A man in a uniform who looked like a police officer was now standing in my principal’s office.
“Hello, Mr. Miller,” he
said to me. He then told me he was a probation officer.
I was too frightened to respond.
“Have a seat,” he said.
I turned to the principal to see if he was going to intervene, but all he did was point to the chair in front of his desk. I sat down.
“You didn’t show up for your court date,” the officer said.
I didn’t know if that was a question or a statement, so I just shrugged and said, “No, sir.”
The man then turned to Mr. Dean and recounted what I had done at the concert the month before.

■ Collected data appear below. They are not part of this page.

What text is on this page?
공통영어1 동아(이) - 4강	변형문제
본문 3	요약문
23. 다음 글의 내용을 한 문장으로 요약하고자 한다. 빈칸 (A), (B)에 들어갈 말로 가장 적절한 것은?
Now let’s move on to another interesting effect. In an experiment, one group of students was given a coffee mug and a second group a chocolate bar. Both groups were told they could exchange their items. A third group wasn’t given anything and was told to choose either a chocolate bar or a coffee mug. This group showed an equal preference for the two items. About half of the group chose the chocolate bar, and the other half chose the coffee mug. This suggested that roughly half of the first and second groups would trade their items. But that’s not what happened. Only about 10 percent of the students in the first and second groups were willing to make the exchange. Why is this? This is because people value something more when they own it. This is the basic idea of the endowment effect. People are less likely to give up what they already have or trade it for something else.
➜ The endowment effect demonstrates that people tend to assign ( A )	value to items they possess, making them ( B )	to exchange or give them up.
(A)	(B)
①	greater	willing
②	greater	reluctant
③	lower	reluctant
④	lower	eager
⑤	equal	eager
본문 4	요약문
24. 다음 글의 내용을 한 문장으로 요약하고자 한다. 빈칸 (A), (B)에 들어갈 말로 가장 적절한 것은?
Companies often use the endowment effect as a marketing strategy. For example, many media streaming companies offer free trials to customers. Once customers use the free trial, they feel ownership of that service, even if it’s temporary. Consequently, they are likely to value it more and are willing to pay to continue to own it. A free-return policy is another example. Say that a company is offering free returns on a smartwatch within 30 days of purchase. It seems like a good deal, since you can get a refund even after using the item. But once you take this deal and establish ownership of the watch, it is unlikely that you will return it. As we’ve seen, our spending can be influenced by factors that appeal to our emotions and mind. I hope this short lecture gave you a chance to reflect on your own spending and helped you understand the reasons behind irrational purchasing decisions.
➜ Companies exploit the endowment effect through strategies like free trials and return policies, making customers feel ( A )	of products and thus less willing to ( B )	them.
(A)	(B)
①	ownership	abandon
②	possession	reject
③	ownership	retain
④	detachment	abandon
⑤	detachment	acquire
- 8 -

Mr. Dean listened to the detective and then turned to me and said, “Well, Walter, I hope you learned your lesson.”
“Yes, sir, I did,” I said. “And I won’t ever do that again.”
“Good,” Mr. Dean said. “I know you know better.”
“Can I go back to class now?” I asked the principal.
Mr. Dean leaned over on his desk. “Walter, this officer is going to tell you what happens next. This isn’t school business so I’m not in charge here.”
I turned to the man in uniform. “Can I go back to class now?”
“No, boy, I’m going to take you home and we’re going to talk to your mother.”
The officer’s words scared me. I thought I had succeeded in keeping my mother from finding out about the whole Sam Cooke concert incident. And now it was all going to blow up in my face.
The probation officer drove me home and waited in the house with me until my mother made it home from work.
When Mama arrived and saw me sitting in the living room with a white man in a police uniform, she almost passed out from fright.
“Buddy, what’s going on here?” she said.